Vera Biryukova, a 74-year-old retired teacher, shows a flood of photos of a charred building with shattered windows -- her apartment is on the ground floor.

"There's fighting going on around the building right now. I see in the footage that in my building, the second and fifth entrances have caught fire, as well as the roof," she said.

"There is no place left to go back to, but I want to go home, even if there are only ruins left," she sighs. "We didn't think our city would become a fortress."

This gray-haired woman bursts into tears as she recounts how she left for Kyiv after sleeping for months in the basement, taking only a few clothes and leaving behind her precious family photos.

But she doesn't condemn Russia's actions: "What can I say? I want to go home. I'm not a politician."

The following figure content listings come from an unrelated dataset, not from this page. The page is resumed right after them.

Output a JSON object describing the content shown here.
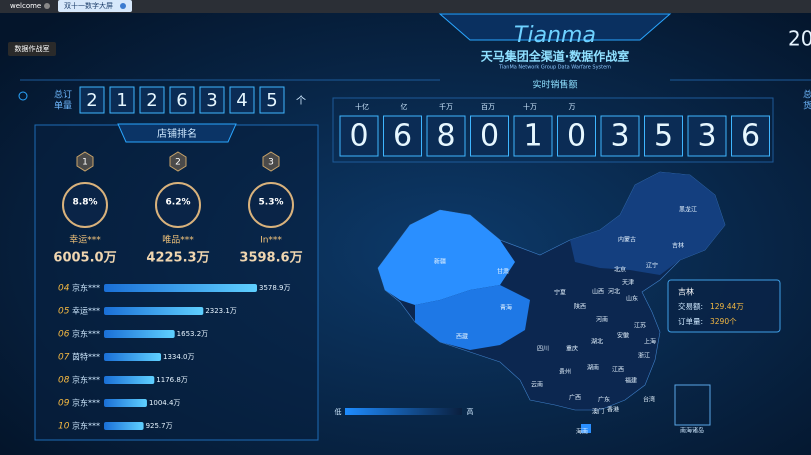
{
  "tabs": [
    "welcome",
    "双十一数字大屏"
  ],
  "tooltip": "数据作战室",
  "header": {
    "logo": "Tianma",
    "title": "天马集团全渠道·数据作战室",
    "subtitle": "TianMa Network Group Data Warfare System",
    "year": "20"
  },
  "orders": {
    "label": [
      "总订",
      "单量"
    ],
    "digits": [
      "2",
      "1",
      "2",
      "6",
      "3",
      "4",
      "5"
    ],
    "unit": "个"
  },
  "right_label": [
    "总",
    "货"
  ],
  "sales": {
    "title": "实时销售额",
    "units": [
      "十亿",
      "亿",
      "千万",
      "百万",
      "十万",
      "万"
    ],
    "digits": [
      "0",
      "6",
      "8",
      "0",
      "1",
      "0",
      "3",
      "5",
      "3",
      "6"
    ]
  },
  "ranking": {
    "title": "店铺排名",
    "podium": [
      {
        "rank": "1",
        "percent": "8.8%",
        "name": "幸运***",
        "amount": "6005.0万"
      },
      {
        "rank": "2",
        "percent": "6.2%",
        "name": "唯品***",
        "amount": "4225.3万"
      },
      {
        "rank": "3",
        "percent": "5.3%",
        "name": "In***",
        "amount": "3598.6万"
      }
    ],
    "list": [
      {
        "rank": "04",
        "name": "京东***",
        "value": 3578.9,
        "value_label": "3578.9万"
      },
      {
        "rank": "05",
        "name": "幸运***",
        "value": 2323.1,
        "value_label": "2323.1万"
      },
      {
        "rank": "06",
        "name": "京东***",
        "value": 1653.2,
        "value_label": "1653.2万"
      },
      {
        "rank": "07",
        "name": "茵特***",
        "value": 1334.0,
        "value_label": "1334.0万"
      },
      {
        "rank": "08",
        "name": "京东***",
        "value": 1176.8,
        "value_label": "1176.8万"
      },
      {
        "rank": "09",
        "name": "京东***",
        "value": 1004.4,
        "value_label": "1004.4万"
      },
      {
        "rank": "10",
        "name": "京东***",
        "value": 925.7,
        "value_label": "925.7万"
      }
    ]
  },
  "map": {
    "provinces": [
      "黑龙江",
      "吉林",
      "内蒙古",
      "辽宁",
      "北京",
      "天津",
      "河北",
      "山西",
      "山东",
      "宁夏",
      "甘肃",
      "新疆",
      "青海",
      "西藏",
      "陕西",
      "河南",
      "江苏",
      "安徽",
      "上海",
      "湖北",
      "四川",
      "重庆",
      "浙江",
      "湖南",
      "江西",
      "贵州",
      "福建",
      "云南",
      "广西",
      "广东",
      "台湾",
      "香港",
      "澳门",
      "海南"
    ],
    "legend": {
      "low": "低",
      "high": "高"
    },
    "tooltip": {
      "region": "吉林",
      "rows": [
        {
          "label": "交易额:",
          "value": "129.44万"
        },
        {
          "label": "订单量:",
          "value": "3290个"
        }
      ]
    },
    "inset": "南海诸岛"
  }
}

Another support center visitor, Iryna Tkatchenko, who worked as a saleswoman for 38 years, is very optimistic about the future of Bakhmout and Ukraine.

"The city no longer exists, but we believe that they (the Ukrainians) will take it back, that they will drive them out," insists the 58-year-old woman.

However, she admits that "a lot of people think the opposite" among the inhabitants of Bakhmout. "It's a great shame that they support" Russia, she says.

She explains that Russian troops evacuated residents of the area, including her brother and sister-in-law, who had stayed behind to work in a children's hospital.

"My younger brother and his wife have just been taken to the other side", in Russia, she reveals.

Iryna Tkatchenko is from Russia herself and still has family there.

"My relatives are now writing to me saying: everything will be fine, we release you", she says, before adding: "I did not expect it to be like this, that 80% of Russians now think that we are enemies, that we are Nazis".

The Kremlin justified its invasion by a desire to "denazify" and "demilitarize" Ukraine while presenting its campaign as a fight against Western hegemony, a discourse that resonates with part of the population in the East.

According to the director of the support center for displaced people in Kyiv, Lyoudmila Bondareva, more than 6,500 inhabitants of Bakhmout now live in Kyiv and its region, including 1,400 children.

Many of them are struggling to make ends meet, particularly because of rental prices in the capital, but Lyoudmila also mentions a lack of food.

Iryna says she sleeps on a mattress on the floor in a studio shared with three other people. She has not received any food aid since September.

"It's hard, but what can we do? That's life," she says.